Hi,
I’ve been trying to use TProof::Process(“runner.cpp++”). There is one downside to this - it forces a local build of runner.cpp. Can I avoid this? I definately want it to build on the slave (and I suppose the master)! But there is just no need locally.
The thing is - I have no need for a local build. Further, in one executable I make a bunch of these builds so if I want to keep ROOT clean I need to unload each one (painful)… and the build takes of order a minute.
I was hoping I could send the builds remotely with the TProof::Load, and then just give Process the class name. However, that doesn’t seem to work as it expects it to be a file!
The file ‘runner.cpp’ and the corresponding header define a TSelector class from which a TSelector object is initialized on the workers and on the client. PROOF needs these instances of the processed TSelector, so the answer to your question is, no, you cannot skip the local instantiation of the TSelector class.
I understand that compiling each time takes time, but why do you need to force recompilation with ‘++’? Does it mean that you want to rebuild even if the code did not change?
[quote=“gwatts”]I was hoping I could send the builds remotely with the TProof::Load, and then just give Process the class name. However, that doesn’t seem to work as it expects it to be a file!
[/quote]
You can also specify the selector by class name, but it expects it defined also on the client.
It looks like that you would like a processing mode in which nothing is done on the client except receiving the final output list. This we don’t have now; it may fit into a plan that we have to make the client lighter.
Hi,
Thanks! The “++” was a type-o when I wrote up the post. In my code I use only “+”. Thanks for pointing that out - some of these builds take forever!

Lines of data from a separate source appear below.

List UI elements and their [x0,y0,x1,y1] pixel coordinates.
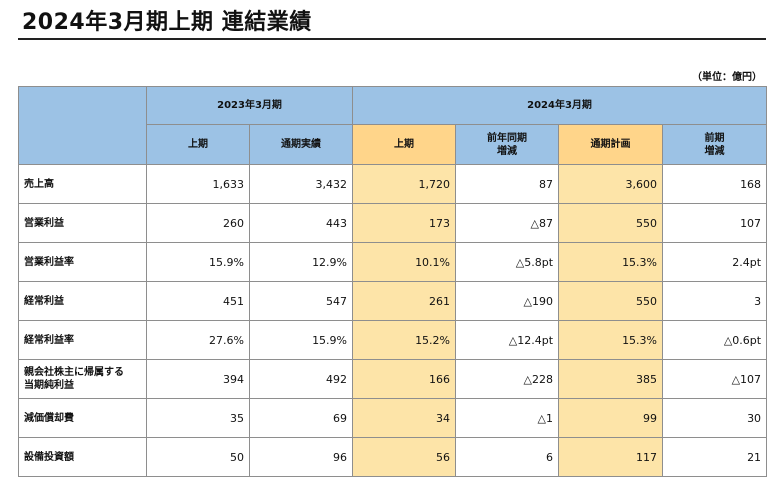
row-label-text: 設備投資額 [24,451,74,463]
table-cell: △228 [455,359,560,399]
table-cell: 1,633 [146,164,250,204]
table-cell: 15.2% [352,320,457,360]
table-row: 設備投資額 50 96 56 6 117 21 [18,437,768,477]
table-row: 親会社株主に帰属する 当期純利益 394 492 166 △228 385 △107 [18,359,768,399]
table-cell: △1 [455,398,560,438]
results-table: 2023年3月期 2024年3月期 上期 通期実績 上期 前年同期 増減 通期計… [18,86,768,477]
table-row: 経常利益率 27.6% 15.9% 15.2% △12.4pt 15.3% △0.6pt [18,320,768,360]
row-label: 営業利益 [18,203,147,243]
table-cell: 15.3% [558,320,664,360]
table-cell: 385 [558,359,664,399]
column-header-highlight: 通期計画 [558,124,664,165]
group-header-fy2024: 2024年3月期 [352,86,768,125]
group-header-fy2023: 2023年3月期 [145,86,354,125]
row-label: 減価償却費 [18,398,147,438]
column-header-label: 上期 [188,139,208,150]
row-label: 設備投資額 [18,437,147,477]
column-header-label: 通期計画 [590,139,631,150]
table-cell: 21 [662,437,768,477]
page-title: 2024年3月期上期 連結業績 [22,10,312,35]
row-label: 経常利益 [18,281,147,321]
table-cell: 550 [558,203,664,243]
table-row: 営業利益 260 443 173 △87 550 107 [18,203,768,243]
table-cell: 12.9% [248,242,354,282]
table-cell: 15.3% [558,242,664,282]
table-cell: 260 [146,203,250,243]
table-cell: 56 [352,437,457,477]
table-cell: 96 [248,437,354,477]
table-cell: 261 [352,281,457,321]
table-row: 減価償却費 35 69 34 △1 99 30 [18,398,768,438]
table-cell: 492 [248,359,354,399]
table-cell: 3 [662,281,768,321]
table-cell: 87 [455,164,560,204]
column-header-label: 前期 増減 [704,132,725,157]
column-header-highlight: 上期 [352,124,457,165]
row-label-text: 営業利益 [24,217,64,229]
table-cell: 50 [146,437,250,477]
row-label-text: 営業利益率 [24,256,74,268]
table-cell: △12.4pt [455,320,560,360]
row-label: 売上高 [18,164,147,204]
row-label: 営業利益率 [18,242,147,282]
item-header-cell [18,86,147,165]
table-cell: 99 [558,398,664,438]
column-header: 前年同期 増減 [455,124,560,165]
title-divider [18,38,766,40]
table-cell: 3,600 [558,164,664,204]
table-cell: △5.8pt [455,242,560,282]
column-header: 上期 [146,124,250,165]
column-header-label: 通期実績 [281,139,321,150]
table-cell: 168 [662,164,768,204]
row-label: 経常利益率 [18,320,147,360]
table-cell: 451 [146,281,250,321]
table-cell: 166 [352,359,457,399]
table-cell: △0.6pt [662,320,768,360]
table-cell: 550 [558,281,664,321]
table-cell: 173 [352,203,457,243]
column-header-label: 上期 [394,139,415,150]
table-cell: △190 [455,281,560,321]
row-label: 親会社株主に帰属する 当期純利益 [18,359,147,399]
table-cell: 30 [662,398,768,438]
column-header: 前期 増減 [662,124,768,165]
table-cell: 1,720 [352,164,457,204]
table-row: 経常利益 451 547 261 △190 550 3 [18,281,768,321]
column-header-label: 前年同期 増減 [487,132,528,157]
table-cell: 15.9% [146,242,250,282]
table-cell: 15.9% [248,320,354,360]
table-cell: 443 [248,203,354,243]
table-body: 売上高 1,633 3,432 1,720 87 3,600 168 営業利益 260 443 17… [18,164,768,477]
table-cell: 27.6% [146,320,250,360]
table-cell: △107 [662,359,768,399]
table-cell: 107 [662,203,768,243]
table-cell: △87 [455,203,560,243]
table-cell: 34 [352,398,457,438]
table-cell: 10.1% [352,242,457,282]
table-cell: 117 [558,437,664,477]
table-cell: 394 [146,359,250,399]
table-cell: 547 [248,281,354,321]
row-label-text: 経常利益 [24,295,64,307]
row-label-text: 経常利益率 [24,334,74,346]
table-cell: 35 [146,398,250,438]
column-header: 通期実績 [248,124,354,165]
table-cell: 69 [248,398,354,438]
row-label-text: 売上高 [24,178,54,190]
unit-note: （単位：億円） [692,72,762,83]
table-cell: 3,432 [248,164,354,204]
table-cell: 6 [455,437,560,477]
row-label-text: 減価償却費 [24,412,74,424]
table-row: 売上高 1,633 3,432 1,720 87 3,600 168 [18,164,768,204]
row-label-text: 親会社株主に帰属する 当期純利益 [24,367,124,391]
table-row: 営業利益率 15.9% 12.9% 10.1% △5.8pt 15.3% 2.4pt [18,242,768,282]
table-cell: 2.4pt [662,242,768,282]
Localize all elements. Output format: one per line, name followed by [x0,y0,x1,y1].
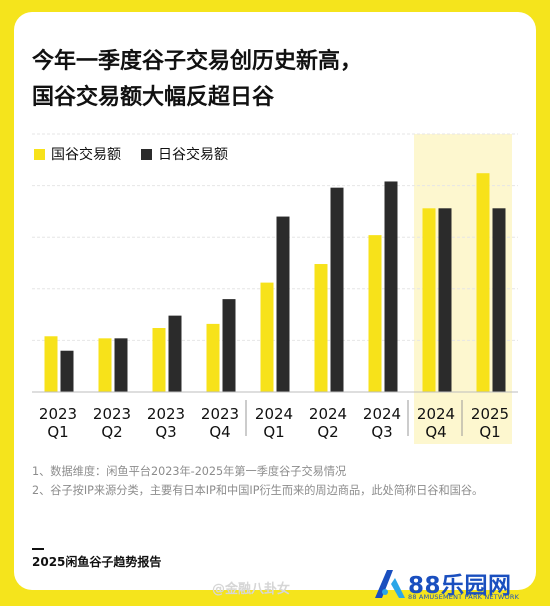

Ok, the key here is - the client needs to know the class. I’ve got infrastructure in my code to deal with that - it is just always a bit tricky unloading things correctly in ROOT - you are never totally sure when someone else is holding a reference to an object in the loaded library.
The other thing that I’ve run afoul of is that you always expect a header file. Currently I use MakeProxy to generate a .h file, and then in my .cpp file I define the class and the code to actually run the TTree (if it isn’t clear what I mean, see the attached files). I like this because the .cpp file with the actual query is generated by my code, and thus I have everything in a single file. When running on a TTree locally this setup is no problem. It looks like the PROOF system isn’t flexible enough to handle this setup - I will have to split my TSelector definition into two files. Is that correct?
Proof does not require to have the selector in two files, but it needs that all files are available when needed. Files with extension .h or .hh and with the same name as the .cpp are automatically uploaded. Other files are not and you have to upload them separately.
To do that youca use Load or, if you have several of them, a PAR file. Proof automatically creates a link to the PAR package top dir and adds ‘-I’ to the include path, so you can include these files directly in your selector.
Hi,
Ok. So exactly how should I deal with this in my case? Lets say using your PutFile trick (in teh other post) I work around the current bug and so I can use Load to transfer and build all the code locally on my client and on the master and on the workers. Then I create my TSelector object locally. I then want to call TProof::Process, don’t I? I can’t do that directly b/c there doesn’t look like there is a TProof::Process that takes a TSelector* as an argument. So, what would be the proper way to run my dataset on the proof cluster? Do I build a TChain out of my dataset or something like that, and then use it’s Process?